An Opthēan Reckoning with a Familiar Label
I’ve called myself a progressive for years, but I’ve come to see the label hides a quiet theology I cannot accept—the belief that history itself is bending toward justice. In Opthē, we know the arc does not bend on its own; if justice comes, it is because we draw the line ourselves.
Progressivism, as a political and cultural posture, often smuggles in a belief that is more theological than political: that there is a moral arc embedded in history itself, bending—inevitably—toward justice. I do not believe this is true. And if it is not true, then calling oneself “progressive” without qualification can invite dangerous complacency.
I. A Short History of Progressivism
The original Progressives, in the United States of the late 19th and early 20th centuries, were reformers confronting the chaos of rapid industrialization: child labor, unsafe factories, political corruption, and the unchecked power of monopolies. They believed human reason and collective action could solve these problems without burning down the system entirely.
They gave us antitrust laws, food safety standards, public education expansion, and labor protections. They were not revolutionaries; they were pragmatic idealists.
Later, in the mid-20th century, the progressive mantle expanded—through the New Deal, the Great Society, the civil rights movement, feminism, environmentalism. By the 21st century, progressivism had become a loose coalition advocating for equity, civil rights, ecological care, and democratic reforms.
II. The Philosophical Underbelly
Progressivism inherits much from the Enlightenment: faith in reason, empirical evidence, and human capacity for improvement. It draws heavily from American Pragmatism—John Dewey’s belief that ideas must be tested by their consequences.
But it also carries, often unconsciously, a teleology—a sense of directionality in history. The “arc of the moral universe,” as Martin Luther King Jr. famously put it, is said to bend toward justice. This imagery is beautiful and mobilizing. It is also, I believe, misleading.
III. Where Progressivism and Opthēan Coherence Overlap
We walk together here:
Human Agency for Change — Neither accepts the status quo as inevitable.

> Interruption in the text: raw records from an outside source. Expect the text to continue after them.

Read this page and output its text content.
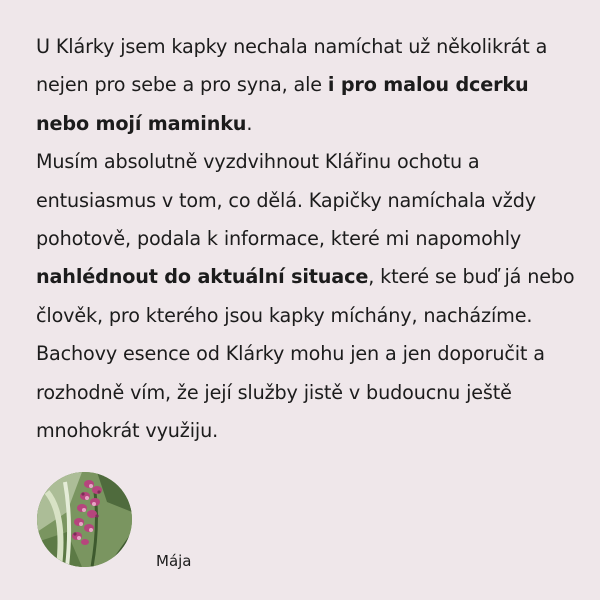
U Klárky jsem kapky nechala namíchat už několikrát a nejen pro sebe a pro syna, ale i pro malou dcerku nebo mojí maminku.

Musím absolutně vyzdvihnout Klářinu ochotu a entusiasmus v tom, co dělá. Kapičky namíchala vždy pohotově, podala k informace, které mi napomohly nahlédnout do aktuální situace, které se buď já nebo člověk, pro kterého jsou kapky míchány, nacházíme. Bachovy esence od Klárky mohu jen a jen doporučit a rozhodně vím, že její služby jistě v budoucnu ještě mnohokrát využiju.

Mája
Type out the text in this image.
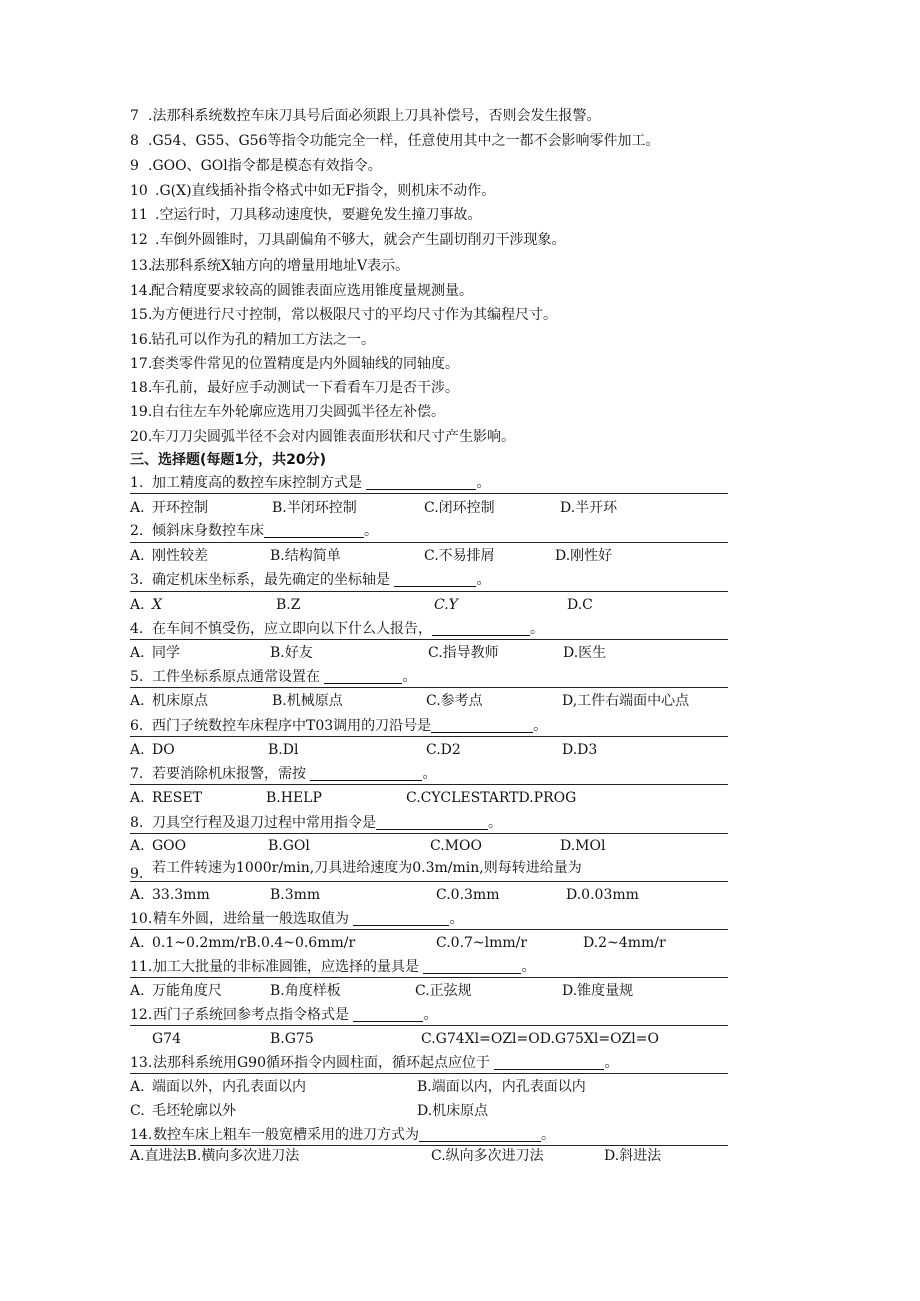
7 .法那科系统数控车床刀具号后面必须跟上刀具补偿号，否则会发生报警。
8 .G54、G55、G56等指令功能完全一样，任意使用其中之一都不会影响零件加工。
9 .GOO、GOl指令都是模态有效指令。
10 .G(X)直线插补指令格式中如无F指令，则机床不动作。
11 .空运行时，刀具移动速度快，要避免发生撞刀事故。
12 .车倒外圆锥时，刀具副偏角不够大，就会产生副切削刃干涉现象。
13.
法那科系统X轴方向的增量用地址V表示。
14.
配合精度要求较高的圆锥表面应选用锥度量规测量。
15.
为方便进行尺寸控制，常以极限尺寸的平均尺寸作为其编程尺寸。
16.
钻孔可以作为孔的精加工方法之一。
17.
套类零件常见的位置精度是内外圆轴线的同轴度。
18.
车孔前，最好应手动测试一下看看车刀是否干涉。
19.
自右往左车外轮廓应选用刀尖圆弧半径左补偿。
20.
车刀刀尖圆弧半径不会对内圆锥表面形状和尺寸产生影响。
三、选择题(每题1分，共20分)
1. 加工精度高的数控车床控制方式是	。
A. 开环控制	B.半闭环控制	C.闭环控制	D.半开环
2. 倾斜床身数控车床	。
A. 刚性较差	B.结构简单	C.不易排屑	D.刚性好
3. 确定机床坐标系，最先确定的坐标轴是	。
A. X	B.Z	C.Y	D.C
4. 在车间不慎受伤，应立即向以下什么人报告，	。
A. 同学	B.好友	C.指导教师	D.医生
5. 工件坐标系原点通常设置在	。
A. 机床原点	B.机械原点	C.参考点	D,工件右端面中心点
6. 西门子统数控车床程序中T03调用的刀沿号是	。
A. DO	B.Dl	C.D2	D.D3
7. 若要消除机床报警，需按	。
A. RESET	B.HELP	C.CYCLESTARTD.PROG
8. 刀具空行程及退刀过程中常用指令是	。
A. GOO	B.GOl	C.MOO	D.MOl
若工件转速为1000r/min,刀具进给速度为0.3m/min,则每转进给量为
9.
A. 33.3mm	B.3mm	C.0.3mm	D.0.03mm
10. 精车外圆，进给量一般选取值为	。
A. 0.1~0.2mm/rB.0.4~0.6mm/r	C.0.7~lmm/r	D.2~4mm/r
11. 加工大批量的非标准圆锥，应选择的量具是	。
A. 万能角度尺	B.角度样板	C.正弦规	D.锥度量规
12. 西门子系统回参考点指令格式是	。
G74	B.G75	C.G74Xl=OZl=OD.G75Xl=OZl=O
13. 法那科系统用G90循环指令内圆柱面，循环起点应位于	。
A. 端面以外，内孔表面以内	B.端面以内，内孔表面以内
C. 毛坯轮廓以外	D.机床原点
14. 数控车床上粗车一般宽槽采用的进刀方式为	。
A.直进法B.横向多次进刀法	C.纵向多次进刀法	D.斜进法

Moral Responsibility for the Vulnerable — Care for the marginalized is central.
Commitment to Evidence — Decisions should be guided by reality, not ideology.
Cultural Reform as Possible and Necessary — Institutions are human-made and can be reshaped.
IV. Where the Paths Diverge
Here is where our ways part:
Source of Moral Direction
Progressivism often assumes a historical destiny.
Opthē rejects inevitability: coherence has no cosmic guarantee—only human stewardship.
Definition of “Better”
Progressivism often measures by policy gains and equity metrics.
Opthē measures by sacred coherence—alignment between truth, meaning, responsibility, and life’s flourishing.
Relationship to Truth
Progressivism can sacrifice truth for political expedience.
Opthē holds truth as sacred even when it disrupts alliances or goals.
Time Horizon
Progressivism often seeks generational wins.
Opthē tends coherence as a perpetual craft with no final victory.
Identity
Progressivism can be a political tribe.
Opthē is a vocation, not an ideology.
Scope of Care
Progressivism is primarily human-centered.
Opthē begins with the biosphere itself.
V. The Religious Temptation
Without meaning to, progressivism often mirrors religion:
Providence: History “wants” justice.
Salvation Story: Darkness (injustice), awakening (activism), redemption (a just society).
Prophets and Saints: Reformers and activists elevated as moral exemplars.
This is seductive because it offers comfort: history is on our side. But comfort is not the same as truth. The cosmos does not bend toward justice. It bends toward entropy. Any justice we see is the work of human minds, hearts, and hands—and it is always fragile.
VI. The Opthēan Reframing
We honor genuine progressives as allies. But we reject the metaphysical myth of the inevitable arc.
In Opthē:
No inevitability — The arc does not bend on its own.
No cosmic guarantee — Progress is a human craft, not a natural law.
Coherence, not destiny — Our measure is truth-aligned sacred coherence, not mere policy wins.
Axiom:
Progress is not the tide of history—it’s the work of our hands. Without us, it stops. Without vigilance, it reverses.
Closing: The Invitation
Progressivism has given the world much good. But it falters when it treats justice as history’s gift rather than humanity’s discipline.
Opthē invites progressives to a deeper commitment:
to trade the comfort of inevitability for the clarity of responsibility;
to exchange the myth of the arc for the craft of coherence;
to live not as passengers on history’s current, but as its stewards and builders.
There is no arc in the heavens.
There is only the line we draw together on the earth—
with our choices, our courage, and our care.